If this were not enough, Asia is also host to five nuclear weapons states China, Russia, India, Pakistan and the United States, apart from nuclear weapons programs in both North Korea and Iran. Strategic stability in the Asia-Pacific region is therefore of continuing concern for both the region and the world.

The critical question is what is to be done? The response to this lies at multiple levels, of which the future application of the Comprehensive Test Ban Treaty to non-ratification states is one.

Here the central issue is the state of strategic trust between China and the United States. This "trust deficit" is a continuing feature of Chinese official commentary about the China-US relationship in general, focusing on Chinese concerns about a concerted strategy of "containment" of China in Asia on the part of the United States and its allies. Meanwhile, the continuing American complaints are about the absence of transparency of Chinese military budgets, China's posture in the East and South China Seas and broader Chinese strategic intentions in Asia. In fact, political distrust between the two is now at a higher level than has been seen for some decades, although ironically military-to-military contacts continue to be maintained, and in some areas even expanded.

In June 2013 Presidents Obama and Xi Jinping met at Sunnylands in California for their first ever "working-level" summit. This was intended to achieve agreement on what President Xi had advanced as "a new type of great power relationship," expressly designed, at least at a conceptual level, as a means of avoiding conflict or war between an emerging great power (i.e. China) and the established great Power (i.e. the United States). Some progress was achieved at that summit, particularly at the level of expanded mil-to-mil engagement which until that time had been thin.
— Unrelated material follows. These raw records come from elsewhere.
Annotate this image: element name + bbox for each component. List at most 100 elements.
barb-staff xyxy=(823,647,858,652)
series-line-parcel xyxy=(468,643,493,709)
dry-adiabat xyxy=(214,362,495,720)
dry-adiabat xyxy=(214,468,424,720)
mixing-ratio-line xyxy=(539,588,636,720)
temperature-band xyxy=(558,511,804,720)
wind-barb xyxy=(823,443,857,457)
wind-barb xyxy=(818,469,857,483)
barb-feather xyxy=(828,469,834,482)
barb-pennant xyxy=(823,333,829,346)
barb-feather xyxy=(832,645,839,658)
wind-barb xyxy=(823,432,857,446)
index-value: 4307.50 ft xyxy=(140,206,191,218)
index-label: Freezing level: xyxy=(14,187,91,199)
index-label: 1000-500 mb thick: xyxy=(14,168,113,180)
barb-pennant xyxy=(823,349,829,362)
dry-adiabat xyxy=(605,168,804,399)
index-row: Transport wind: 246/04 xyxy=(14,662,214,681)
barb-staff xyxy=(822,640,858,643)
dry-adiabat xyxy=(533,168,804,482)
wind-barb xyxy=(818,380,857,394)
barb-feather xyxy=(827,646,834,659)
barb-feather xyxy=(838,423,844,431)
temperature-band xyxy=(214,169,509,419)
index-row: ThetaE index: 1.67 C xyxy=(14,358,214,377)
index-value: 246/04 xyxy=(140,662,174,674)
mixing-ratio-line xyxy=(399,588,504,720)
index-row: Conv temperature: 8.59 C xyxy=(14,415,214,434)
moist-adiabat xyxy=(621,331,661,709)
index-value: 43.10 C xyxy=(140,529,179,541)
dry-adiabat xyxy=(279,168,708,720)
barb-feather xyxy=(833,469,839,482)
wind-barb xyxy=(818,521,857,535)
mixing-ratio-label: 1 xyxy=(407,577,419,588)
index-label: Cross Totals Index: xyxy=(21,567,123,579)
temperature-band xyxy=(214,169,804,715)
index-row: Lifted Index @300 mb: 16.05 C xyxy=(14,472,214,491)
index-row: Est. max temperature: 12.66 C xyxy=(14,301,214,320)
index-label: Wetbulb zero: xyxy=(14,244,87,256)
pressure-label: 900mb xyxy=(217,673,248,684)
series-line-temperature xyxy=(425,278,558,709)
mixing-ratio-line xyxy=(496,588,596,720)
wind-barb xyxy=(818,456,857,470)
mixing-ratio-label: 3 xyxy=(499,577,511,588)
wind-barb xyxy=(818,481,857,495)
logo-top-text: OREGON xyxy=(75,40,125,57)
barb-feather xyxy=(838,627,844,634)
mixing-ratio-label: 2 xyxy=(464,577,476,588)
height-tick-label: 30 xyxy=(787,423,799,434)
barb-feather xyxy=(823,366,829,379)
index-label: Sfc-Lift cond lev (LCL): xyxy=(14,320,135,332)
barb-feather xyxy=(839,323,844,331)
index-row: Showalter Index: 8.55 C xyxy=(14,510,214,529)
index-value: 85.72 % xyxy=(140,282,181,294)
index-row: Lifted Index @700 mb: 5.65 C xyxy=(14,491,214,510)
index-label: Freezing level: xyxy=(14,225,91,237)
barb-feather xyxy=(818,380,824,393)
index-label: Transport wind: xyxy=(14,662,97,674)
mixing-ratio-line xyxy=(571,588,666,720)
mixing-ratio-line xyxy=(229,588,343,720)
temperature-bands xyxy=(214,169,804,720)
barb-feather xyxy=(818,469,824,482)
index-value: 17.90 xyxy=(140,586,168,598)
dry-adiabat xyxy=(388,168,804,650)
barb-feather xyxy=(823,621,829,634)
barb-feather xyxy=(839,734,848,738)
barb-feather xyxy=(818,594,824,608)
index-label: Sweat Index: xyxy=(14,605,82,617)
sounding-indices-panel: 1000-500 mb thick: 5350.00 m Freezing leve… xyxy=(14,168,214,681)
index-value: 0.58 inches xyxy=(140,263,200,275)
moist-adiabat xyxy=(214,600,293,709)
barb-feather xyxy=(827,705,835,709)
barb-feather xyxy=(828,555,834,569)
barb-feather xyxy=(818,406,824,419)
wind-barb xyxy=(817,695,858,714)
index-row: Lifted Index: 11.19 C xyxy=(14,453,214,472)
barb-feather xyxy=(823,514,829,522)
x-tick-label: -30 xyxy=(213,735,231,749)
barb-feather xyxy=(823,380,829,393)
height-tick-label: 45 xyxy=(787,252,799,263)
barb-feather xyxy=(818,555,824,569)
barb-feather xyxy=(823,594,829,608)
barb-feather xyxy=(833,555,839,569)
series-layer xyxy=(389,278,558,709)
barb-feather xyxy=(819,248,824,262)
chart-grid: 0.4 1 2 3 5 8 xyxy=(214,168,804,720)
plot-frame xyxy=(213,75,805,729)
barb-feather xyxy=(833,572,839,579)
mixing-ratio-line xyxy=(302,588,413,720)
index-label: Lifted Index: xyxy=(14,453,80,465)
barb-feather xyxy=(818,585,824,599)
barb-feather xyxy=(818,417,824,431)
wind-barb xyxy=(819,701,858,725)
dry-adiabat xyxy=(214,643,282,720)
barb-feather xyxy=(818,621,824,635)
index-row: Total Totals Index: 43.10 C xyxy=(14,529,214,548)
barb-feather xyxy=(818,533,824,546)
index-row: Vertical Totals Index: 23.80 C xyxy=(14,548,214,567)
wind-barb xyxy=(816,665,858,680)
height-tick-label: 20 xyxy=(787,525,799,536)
Progress on other levels has however been fitful.

A second working level summit is due this November in Beijing on the back of the APEC Summit being hosted by the Chinese. While the agenda has not been agreed, it will be critical for both sides to make some progress on reducing the strategic trust deficit. One area for potential progress could be the future ratification of the CTBT. At present there is something of a Mexican stand-off between the two, whereby each is effectively saying to the other: "you go first please." The Chinese are particularly concerned that even if they agreed with the US Administration on a conjoint ratification, the US Senate would then refuse to support any such agreement. Despite these formidable difficulties, an agreement on simultaneous ratification (whereby Chinese ratification would come into force as of the date of US final ratification) would represent a major, measurable advance in narrowing the widening strategic trust deficit between them, which of itself becomes increasingly dangerous for the wider region.

Finally, progress on the bilateral nuclear front could also pave the way for greater substantive security policy cooperation on the denuclearization of the Korean Peninsula. China's policy towards the DPRK has hardened considerably since the last North Korean test in February 2013. Chinese policy makers are themselves concerned about the prospect of a nuclear-armed North Korea, in terms of their own security, as well as the implications for South Korean and Japanese responses (not to mention the reaction of the United States). China wants to see a North Korea as a non-nuclear weapons state and therefore, like all other regional states, has a deep interest in North Korean ratification, including with all necessary verification. China does not want to see a further intensification of strategic tensions in North East Asia. Even less does China want to see any further nuclear "breakout" in the region. Both would undermine China's economic development strategy which requires regional strategic stability for decades to come. This is where increased strategic trust between China and the US is crucial too. Any move by China on North Korea on the nuclear question, and more broadly the political and strategic future of the Korean Peninsula would necessitate broader engagement with the United States, taking into account Washington’s own long term future strategic posture on the Peninsula.


The opinions articulated above represent the views of the author(s), and do not necessarily reflect the position of the European Leadership Network or any of its members. The ELN’s aim is to encourage debates that will help develop Europe’s capacity to address the pressing foreign, defence, and security challenges of our time.